As they where running they came upon a deer who was about to snort some coke. The rabbit runs up to the deer and says “Don’t do that! come run through the woods with me. I’ts much more fun!” OK the deer thought and followed the racoon and rabbit.

As they where running they came upon a lion who was tying off. The rabbit runs up to the lion and just as he’s about to speak the lion punches him in the face and sends him flying across the forest. “what did you do that for?” said the racoon.

He replied “Every time that fucking rabbit takes ecstasy he wants everybody to run through the woods with him.”

annielorena's avatar

What’s Brown and sticky all over?

A stick.

WillWorkForChocolate's avatar

Doctors say you can avoid the flu with plenty of exercise, fresh fruits and veggies, plenty of fresh air, stress elimination and plenty of rest. Doctors also swab you with alcohol before they give you a shot. Know why? Because alcohol kills germs.

So… I take the doctors’ approach to staying healthy:
I walk to the bar (exercise)
I put lime in my Corona (fruit)
I put celery in my Bloody Mary (veggies)
I sit out on the patio while I drink (fresh air)
I tell silly jokes and laugh (stress elimination)
Then I pass out (rest)

The way I see it, if you keep your alcohol levels up, the flu can’t get you!
Better a shot in a glass than a shot in the ass!

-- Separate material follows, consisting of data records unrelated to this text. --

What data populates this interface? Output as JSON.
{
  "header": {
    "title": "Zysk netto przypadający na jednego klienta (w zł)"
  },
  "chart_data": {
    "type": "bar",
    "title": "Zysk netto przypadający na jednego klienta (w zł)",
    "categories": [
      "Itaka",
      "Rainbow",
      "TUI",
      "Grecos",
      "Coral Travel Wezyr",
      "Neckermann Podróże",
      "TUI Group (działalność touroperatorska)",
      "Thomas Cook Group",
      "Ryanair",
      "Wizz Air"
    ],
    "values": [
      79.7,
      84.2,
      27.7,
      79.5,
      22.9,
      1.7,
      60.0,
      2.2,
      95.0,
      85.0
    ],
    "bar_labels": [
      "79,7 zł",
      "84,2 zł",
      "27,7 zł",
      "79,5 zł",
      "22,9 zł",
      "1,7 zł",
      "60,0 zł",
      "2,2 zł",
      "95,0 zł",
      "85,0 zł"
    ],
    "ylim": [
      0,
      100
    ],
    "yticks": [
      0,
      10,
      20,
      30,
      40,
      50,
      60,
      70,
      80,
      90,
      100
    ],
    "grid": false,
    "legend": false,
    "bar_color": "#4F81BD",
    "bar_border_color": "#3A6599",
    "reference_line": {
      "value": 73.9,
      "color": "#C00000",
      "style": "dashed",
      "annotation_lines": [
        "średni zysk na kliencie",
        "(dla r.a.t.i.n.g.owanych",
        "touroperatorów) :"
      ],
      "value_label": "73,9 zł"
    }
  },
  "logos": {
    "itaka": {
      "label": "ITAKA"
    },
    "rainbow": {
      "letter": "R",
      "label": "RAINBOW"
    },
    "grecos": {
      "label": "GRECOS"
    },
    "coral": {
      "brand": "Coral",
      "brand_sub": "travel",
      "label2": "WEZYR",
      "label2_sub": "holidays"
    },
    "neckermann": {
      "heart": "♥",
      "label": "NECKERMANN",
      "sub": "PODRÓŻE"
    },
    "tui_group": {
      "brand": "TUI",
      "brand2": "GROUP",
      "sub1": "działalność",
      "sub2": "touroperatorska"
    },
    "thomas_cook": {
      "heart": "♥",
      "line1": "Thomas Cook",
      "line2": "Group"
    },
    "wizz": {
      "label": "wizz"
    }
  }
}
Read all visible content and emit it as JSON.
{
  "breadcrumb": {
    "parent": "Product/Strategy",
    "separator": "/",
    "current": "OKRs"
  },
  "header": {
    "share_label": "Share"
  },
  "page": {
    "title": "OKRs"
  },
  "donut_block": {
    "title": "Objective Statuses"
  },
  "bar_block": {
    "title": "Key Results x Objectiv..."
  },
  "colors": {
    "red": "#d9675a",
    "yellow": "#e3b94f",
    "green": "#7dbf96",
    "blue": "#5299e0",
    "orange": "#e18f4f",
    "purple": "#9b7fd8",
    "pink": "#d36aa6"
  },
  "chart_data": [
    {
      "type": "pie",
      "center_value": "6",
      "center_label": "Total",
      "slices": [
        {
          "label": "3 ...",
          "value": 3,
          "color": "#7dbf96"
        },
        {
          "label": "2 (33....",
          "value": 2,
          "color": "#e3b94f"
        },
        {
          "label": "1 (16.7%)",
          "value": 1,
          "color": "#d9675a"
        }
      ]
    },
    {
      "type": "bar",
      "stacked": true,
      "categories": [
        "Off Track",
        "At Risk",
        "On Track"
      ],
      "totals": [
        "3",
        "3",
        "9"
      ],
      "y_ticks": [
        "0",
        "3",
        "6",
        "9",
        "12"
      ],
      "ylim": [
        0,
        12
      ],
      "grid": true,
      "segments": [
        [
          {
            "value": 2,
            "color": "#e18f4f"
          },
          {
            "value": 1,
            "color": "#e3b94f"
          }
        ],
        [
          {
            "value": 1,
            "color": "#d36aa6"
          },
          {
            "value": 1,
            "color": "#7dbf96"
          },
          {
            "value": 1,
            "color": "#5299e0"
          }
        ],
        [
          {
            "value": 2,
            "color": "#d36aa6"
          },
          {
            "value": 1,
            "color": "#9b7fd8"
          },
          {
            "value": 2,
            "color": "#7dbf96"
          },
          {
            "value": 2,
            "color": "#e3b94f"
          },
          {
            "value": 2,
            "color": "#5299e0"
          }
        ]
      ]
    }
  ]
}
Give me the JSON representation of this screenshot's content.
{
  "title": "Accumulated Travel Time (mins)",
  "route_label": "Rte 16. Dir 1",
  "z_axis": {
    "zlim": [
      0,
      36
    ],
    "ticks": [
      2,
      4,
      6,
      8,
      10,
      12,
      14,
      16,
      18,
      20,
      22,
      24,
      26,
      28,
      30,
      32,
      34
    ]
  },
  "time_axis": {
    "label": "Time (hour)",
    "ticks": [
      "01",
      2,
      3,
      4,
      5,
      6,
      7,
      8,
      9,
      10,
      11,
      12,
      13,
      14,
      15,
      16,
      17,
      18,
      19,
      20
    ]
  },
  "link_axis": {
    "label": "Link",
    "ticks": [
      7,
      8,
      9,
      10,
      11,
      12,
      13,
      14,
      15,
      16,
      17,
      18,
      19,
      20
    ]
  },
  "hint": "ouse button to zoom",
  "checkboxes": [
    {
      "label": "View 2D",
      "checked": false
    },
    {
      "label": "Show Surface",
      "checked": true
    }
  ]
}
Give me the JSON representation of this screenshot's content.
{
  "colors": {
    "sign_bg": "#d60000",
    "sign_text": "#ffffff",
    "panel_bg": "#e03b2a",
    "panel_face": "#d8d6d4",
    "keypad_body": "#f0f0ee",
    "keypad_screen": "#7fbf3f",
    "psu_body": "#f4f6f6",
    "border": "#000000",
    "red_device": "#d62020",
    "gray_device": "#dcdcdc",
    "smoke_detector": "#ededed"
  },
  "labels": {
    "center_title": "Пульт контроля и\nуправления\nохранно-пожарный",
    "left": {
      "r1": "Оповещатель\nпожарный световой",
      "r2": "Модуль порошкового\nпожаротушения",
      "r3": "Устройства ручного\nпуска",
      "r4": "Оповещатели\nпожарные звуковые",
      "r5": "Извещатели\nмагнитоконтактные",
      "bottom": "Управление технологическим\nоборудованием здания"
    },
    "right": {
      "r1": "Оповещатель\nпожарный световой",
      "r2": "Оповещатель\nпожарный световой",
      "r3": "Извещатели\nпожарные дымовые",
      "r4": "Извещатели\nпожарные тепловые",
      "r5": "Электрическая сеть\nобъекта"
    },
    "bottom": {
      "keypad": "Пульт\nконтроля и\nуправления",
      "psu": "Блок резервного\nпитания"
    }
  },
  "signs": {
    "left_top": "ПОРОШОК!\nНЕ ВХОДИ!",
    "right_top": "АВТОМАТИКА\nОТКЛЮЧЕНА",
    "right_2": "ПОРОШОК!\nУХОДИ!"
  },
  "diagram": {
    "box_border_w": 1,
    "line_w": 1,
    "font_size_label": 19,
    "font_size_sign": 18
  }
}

WillWorkForChocolate's avatar

Where does the king keep his armies?
Up his sleevies.

cubozoa's avatar

This joke doesn’t really work written down, but I’m going to tell it anyway!

I went to the zoo the other day. They only had one animal. It was a Shih Tzu.

gasman's avatar

Here’s another intended to be told out loud:

A hooker approaches a 90-year-old guy and says, “Hey old man, would you like some super sex?” He thinks for a minute and says, “OK, I’ll take the soup.”

Pied_Pfeffer's avatar

Chaos breaks out in the the courtroom, and the judge raps his gavel and calls out, “ORDER IN THE COURT!”
“Now Mickey Mouse, let me get this straight. You want to divorce Minnie Mouse because she is mentally insane?”, the judge asks.
“Nooo”, replies Mickey Mouse. “I want a divorce because she’s f*cking Goofy!”

BoBo1946's avatar

Teacher: “Can you tell the name of 3 great Kings who have brought happpines and peace into people lives?”
Student: ” Smo-king”, Drin-king and F**-king”

BoBo1946's avatar

@poisonedantidote Loll… good one! seven ate nine! can’t believe that joke and George’s got NO lurves…what is the world coming too!

AstroChuck's avatar

A rabbi, a priest, and a minister walk into a bar. Their lack of faith due to God forsaking mankind has driven them to alcoholism.

Brian1946's avatar

Here’s a joke with a clearly discernible history, and it will be 30 years old this month:

What kind of wood doesn’t float? Natalie.